As I walked out of his office I began to recall many other times I’d seen him praying with someone in the hallway, out in public and even for me. And I realized I’d never heard “I will be” come out of his mouth. He just did it.

When we say “I’ll be praying for you” and don’t follow through, as tough as it is to admit, we lie to the person. And more than that, we reveal a disbelief in the power and importance of prayer. Because if we truly believed prayer worked, we would pray.

We all have good intentions when we utter that phrase. I know that nobody sets out to be a liar. So here are 3 things I’m committing to that I think are better options:

1. Remove the phrase “I’ll be praying for you” from your conversational default. There is no command in Scripture that says you have to say that. So just let it go. And you will immediately stop lying…at least in this area of your life.

2. Pray with someone on the spot. It’s a bit scary if you aren’t used to it. And I’ll admit I rarely do it in public.

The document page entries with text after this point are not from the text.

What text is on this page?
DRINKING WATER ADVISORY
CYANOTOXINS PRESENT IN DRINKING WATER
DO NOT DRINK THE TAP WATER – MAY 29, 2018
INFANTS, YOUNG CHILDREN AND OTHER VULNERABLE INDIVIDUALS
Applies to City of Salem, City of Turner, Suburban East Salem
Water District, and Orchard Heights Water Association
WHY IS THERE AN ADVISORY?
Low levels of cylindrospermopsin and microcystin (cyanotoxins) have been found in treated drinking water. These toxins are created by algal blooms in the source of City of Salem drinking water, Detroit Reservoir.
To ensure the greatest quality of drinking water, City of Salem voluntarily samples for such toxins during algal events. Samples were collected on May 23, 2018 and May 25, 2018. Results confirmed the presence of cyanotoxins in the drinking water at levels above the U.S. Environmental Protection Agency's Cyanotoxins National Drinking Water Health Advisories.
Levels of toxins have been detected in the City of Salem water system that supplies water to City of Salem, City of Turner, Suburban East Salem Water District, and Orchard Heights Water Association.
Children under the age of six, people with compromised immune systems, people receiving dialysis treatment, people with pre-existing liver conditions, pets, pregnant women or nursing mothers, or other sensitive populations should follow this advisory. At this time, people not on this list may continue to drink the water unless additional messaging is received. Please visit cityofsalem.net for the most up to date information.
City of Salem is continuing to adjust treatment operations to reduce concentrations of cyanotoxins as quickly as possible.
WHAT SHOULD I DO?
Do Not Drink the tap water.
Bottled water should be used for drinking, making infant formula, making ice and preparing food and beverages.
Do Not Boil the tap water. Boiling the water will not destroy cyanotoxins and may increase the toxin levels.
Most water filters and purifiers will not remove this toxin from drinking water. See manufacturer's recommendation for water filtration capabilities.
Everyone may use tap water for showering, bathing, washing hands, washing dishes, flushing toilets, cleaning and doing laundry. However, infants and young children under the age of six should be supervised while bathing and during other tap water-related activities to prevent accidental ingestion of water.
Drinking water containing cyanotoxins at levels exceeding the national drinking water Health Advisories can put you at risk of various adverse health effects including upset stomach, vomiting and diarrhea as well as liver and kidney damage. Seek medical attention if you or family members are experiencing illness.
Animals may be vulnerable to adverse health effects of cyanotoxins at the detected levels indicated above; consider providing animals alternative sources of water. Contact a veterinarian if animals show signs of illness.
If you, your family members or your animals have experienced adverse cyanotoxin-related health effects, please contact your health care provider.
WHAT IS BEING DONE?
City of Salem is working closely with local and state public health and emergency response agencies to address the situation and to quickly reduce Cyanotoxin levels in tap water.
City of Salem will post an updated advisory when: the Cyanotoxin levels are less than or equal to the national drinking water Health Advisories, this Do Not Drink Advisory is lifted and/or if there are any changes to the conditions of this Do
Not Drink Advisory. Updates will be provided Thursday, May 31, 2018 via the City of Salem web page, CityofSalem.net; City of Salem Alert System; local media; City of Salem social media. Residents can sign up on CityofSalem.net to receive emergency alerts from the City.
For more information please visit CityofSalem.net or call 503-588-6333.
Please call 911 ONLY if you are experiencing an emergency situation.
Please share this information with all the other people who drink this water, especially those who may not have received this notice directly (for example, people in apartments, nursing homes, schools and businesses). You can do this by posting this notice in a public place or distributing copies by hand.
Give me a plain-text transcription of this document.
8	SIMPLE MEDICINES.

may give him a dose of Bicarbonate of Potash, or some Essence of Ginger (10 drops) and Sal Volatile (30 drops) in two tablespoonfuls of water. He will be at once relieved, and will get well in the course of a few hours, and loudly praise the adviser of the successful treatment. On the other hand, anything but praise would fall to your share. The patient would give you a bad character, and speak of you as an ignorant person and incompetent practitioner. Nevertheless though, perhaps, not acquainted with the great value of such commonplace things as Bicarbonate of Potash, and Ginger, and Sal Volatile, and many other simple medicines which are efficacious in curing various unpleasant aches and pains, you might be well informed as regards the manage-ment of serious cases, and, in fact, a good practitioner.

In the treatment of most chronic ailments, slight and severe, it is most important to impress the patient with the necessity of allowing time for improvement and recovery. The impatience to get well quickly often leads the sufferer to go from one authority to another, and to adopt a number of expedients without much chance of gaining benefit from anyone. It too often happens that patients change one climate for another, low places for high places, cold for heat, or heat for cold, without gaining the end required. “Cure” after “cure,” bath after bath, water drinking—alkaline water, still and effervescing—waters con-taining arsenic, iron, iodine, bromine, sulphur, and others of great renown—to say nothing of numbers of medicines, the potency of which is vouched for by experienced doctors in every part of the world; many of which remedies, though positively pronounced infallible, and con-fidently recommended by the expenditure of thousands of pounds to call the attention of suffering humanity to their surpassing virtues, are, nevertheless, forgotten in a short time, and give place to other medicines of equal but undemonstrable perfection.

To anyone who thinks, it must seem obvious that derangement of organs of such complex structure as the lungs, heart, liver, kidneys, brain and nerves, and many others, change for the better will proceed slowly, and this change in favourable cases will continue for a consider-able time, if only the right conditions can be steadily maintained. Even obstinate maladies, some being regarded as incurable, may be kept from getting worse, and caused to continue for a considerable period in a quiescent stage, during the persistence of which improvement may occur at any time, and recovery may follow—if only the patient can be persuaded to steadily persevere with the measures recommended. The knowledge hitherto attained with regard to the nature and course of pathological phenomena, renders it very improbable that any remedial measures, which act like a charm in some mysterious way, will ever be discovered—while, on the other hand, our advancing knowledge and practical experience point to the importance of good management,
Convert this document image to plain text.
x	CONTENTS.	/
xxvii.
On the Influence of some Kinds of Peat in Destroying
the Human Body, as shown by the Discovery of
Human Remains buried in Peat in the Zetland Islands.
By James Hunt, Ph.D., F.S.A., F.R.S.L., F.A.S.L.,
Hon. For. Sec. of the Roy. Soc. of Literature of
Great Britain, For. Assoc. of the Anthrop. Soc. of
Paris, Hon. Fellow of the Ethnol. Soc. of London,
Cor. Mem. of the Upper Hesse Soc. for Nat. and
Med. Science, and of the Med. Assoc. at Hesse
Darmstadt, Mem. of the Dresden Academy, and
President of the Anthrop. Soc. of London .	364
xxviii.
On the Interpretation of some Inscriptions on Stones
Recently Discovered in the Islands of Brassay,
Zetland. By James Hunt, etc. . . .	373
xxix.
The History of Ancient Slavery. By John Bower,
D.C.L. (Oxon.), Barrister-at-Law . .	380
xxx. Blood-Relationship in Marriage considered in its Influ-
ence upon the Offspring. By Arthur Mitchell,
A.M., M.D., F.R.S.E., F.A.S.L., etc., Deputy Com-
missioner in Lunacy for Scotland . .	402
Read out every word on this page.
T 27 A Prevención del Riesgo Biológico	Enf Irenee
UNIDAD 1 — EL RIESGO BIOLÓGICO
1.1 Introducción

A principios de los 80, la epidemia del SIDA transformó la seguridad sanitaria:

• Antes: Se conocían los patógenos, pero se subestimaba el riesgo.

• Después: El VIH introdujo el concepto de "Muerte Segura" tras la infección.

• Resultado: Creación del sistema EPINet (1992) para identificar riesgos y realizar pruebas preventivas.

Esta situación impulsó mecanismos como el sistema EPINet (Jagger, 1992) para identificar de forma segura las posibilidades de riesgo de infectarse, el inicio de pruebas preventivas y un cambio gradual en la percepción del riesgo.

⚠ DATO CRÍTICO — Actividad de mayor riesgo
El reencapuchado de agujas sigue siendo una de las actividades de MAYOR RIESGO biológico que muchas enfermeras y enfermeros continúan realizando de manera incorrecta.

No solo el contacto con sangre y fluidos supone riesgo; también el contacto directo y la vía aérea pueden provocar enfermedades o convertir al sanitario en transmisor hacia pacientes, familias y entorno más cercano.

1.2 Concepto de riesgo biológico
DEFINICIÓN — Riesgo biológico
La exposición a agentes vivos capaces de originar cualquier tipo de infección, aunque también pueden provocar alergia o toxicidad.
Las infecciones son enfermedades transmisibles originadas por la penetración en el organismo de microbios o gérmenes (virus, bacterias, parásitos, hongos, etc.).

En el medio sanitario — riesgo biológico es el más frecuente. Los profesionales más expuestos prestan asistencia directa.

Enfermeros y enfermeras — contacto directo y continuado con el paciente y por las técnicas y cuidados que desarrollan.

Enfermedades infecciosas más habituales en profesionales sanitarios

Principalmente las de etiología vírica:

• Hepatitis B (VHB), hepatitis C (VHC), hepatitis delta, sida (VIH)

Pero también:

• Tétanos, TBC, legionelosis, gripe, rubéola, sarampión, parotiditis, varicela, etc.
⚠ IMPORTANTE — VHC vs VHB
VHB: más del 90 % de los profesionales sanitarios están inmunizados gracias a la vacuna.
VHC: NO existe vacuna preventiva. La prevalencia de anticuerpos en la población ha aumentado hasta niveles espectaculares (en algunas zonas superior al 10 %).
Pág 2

3. Keep a prayer list. If I’m ever talking to you and I pull out my phone, I’m not messaging someone. I’m writing your name down and how I can pray for you. I have a lot on my mind, just like you do, and I know I’ll forget if I don’t. Writing it down is a way for me to remember and to hold myself accountable to pray. I’ll look at that prayer list more regularly than I’ll remember who I said I’ll be praying for.

If you do deliver on your promise to pray for others, that’s wonderful. Keep it up!

For the majority of everyone else, just stop saying it. And in the majority, I’m including myself. We can do better. We can actually pray.

What are some other ways you help yourself remember to pray for others?